Suck it up: it is what it is.

Of course, some people refuse to hear any of this. What new mental health needs? they ask. We’ve always dealt with loss; just move on. Suck it up: it is what it is.

A recent provocative column called “The Grief Crisis is Coming” by author Allison Gilbert considered the toll of our national bereavement and ways society can address and perhaps better protect survivors. Could this be a “new normal?” I wondered. Yet scrolling through readers’ comments to suggestions such as creating a White House office of bereavement care, it wasn’t long before the naysayers emerged.

I’m kind of done with these divisions. Parting ways while attempting to stay grounded. I wish those on the other side the best and will continue moving forward.  

Yet I must wonder whether a reckoning will come.

Late last year, the Washington Post took a close, visceral look at how people were grieving during the pandemic.

The writer interviewed a woman who had lost her father and was planting a flag amidst a public display of thousands, with “Love U Forever” written on it. A day before, she had been to part of a neighboring state – which, unlike her community, had not been disproportionately impacted—and she felt as if nothing had happened there. No mask wearing; little social distancing.

“I said to myself, ‘Until you feel this pain, until you see this pain, you don’t know. Or you don’t care,’” she told the newspaper.

Gone are the days when we don’t see each other’s pain. If not responding is “normal,” please set me adrift from your island.

Limited are those days when others’ carelessness around this stuff ratchets up our anxieties. It is abnormal to be constantly immersed in a negative energy.

Dwindling are the days of distortion and lies. Sure, people will cling to their alt-realities and conspiracy channels. But I have to believe sunshine and truth will prevail.

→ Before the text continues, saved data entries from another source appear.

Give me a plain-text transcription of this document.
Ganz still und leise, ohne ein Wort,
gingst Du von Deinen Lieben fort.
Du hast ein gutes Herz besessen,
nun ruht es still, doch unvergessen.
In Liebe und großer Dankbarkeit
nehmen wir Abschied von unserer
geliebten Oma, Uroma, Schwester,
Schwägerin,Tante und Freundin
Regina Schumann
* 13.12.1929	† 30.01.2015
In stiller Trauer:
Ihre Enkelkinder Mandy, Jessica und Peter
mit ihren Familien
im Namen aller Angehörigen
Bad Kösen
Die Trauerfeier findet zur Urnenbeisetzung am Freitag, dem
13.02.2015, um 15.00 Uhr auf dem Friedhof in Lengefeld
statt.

Perhaps I’m just addled with Covid brain. Processing is slow and weeks fracture easily. But when not riding the “crazy train,” I can see change coming.


3 Comments

  1. laura wipfler on April 26, 2021 at 3:13 pm

    great read! Our new normal should be “know better, do better” in all things, healthcare, racial equality, social inequities.



    • Ken on April 26, 2021 at 3:24 pm

      Thanks for commenting Laura! Agreed — hopefully we can pivot on those things, and others. The pushback is fierce however … take care and have a good week. All the best, Ken



  2. Maureen F Walsh on May 21, 2021 at 8:36 pm

    Believing that “sunshine and truth will prevail” is integral to my life. Wouldn’t it be great if one of the long term effects of Covid
    is a wide spread adoption of that belief? It could happen…couldn’t it? Thank you Ken, for a great read.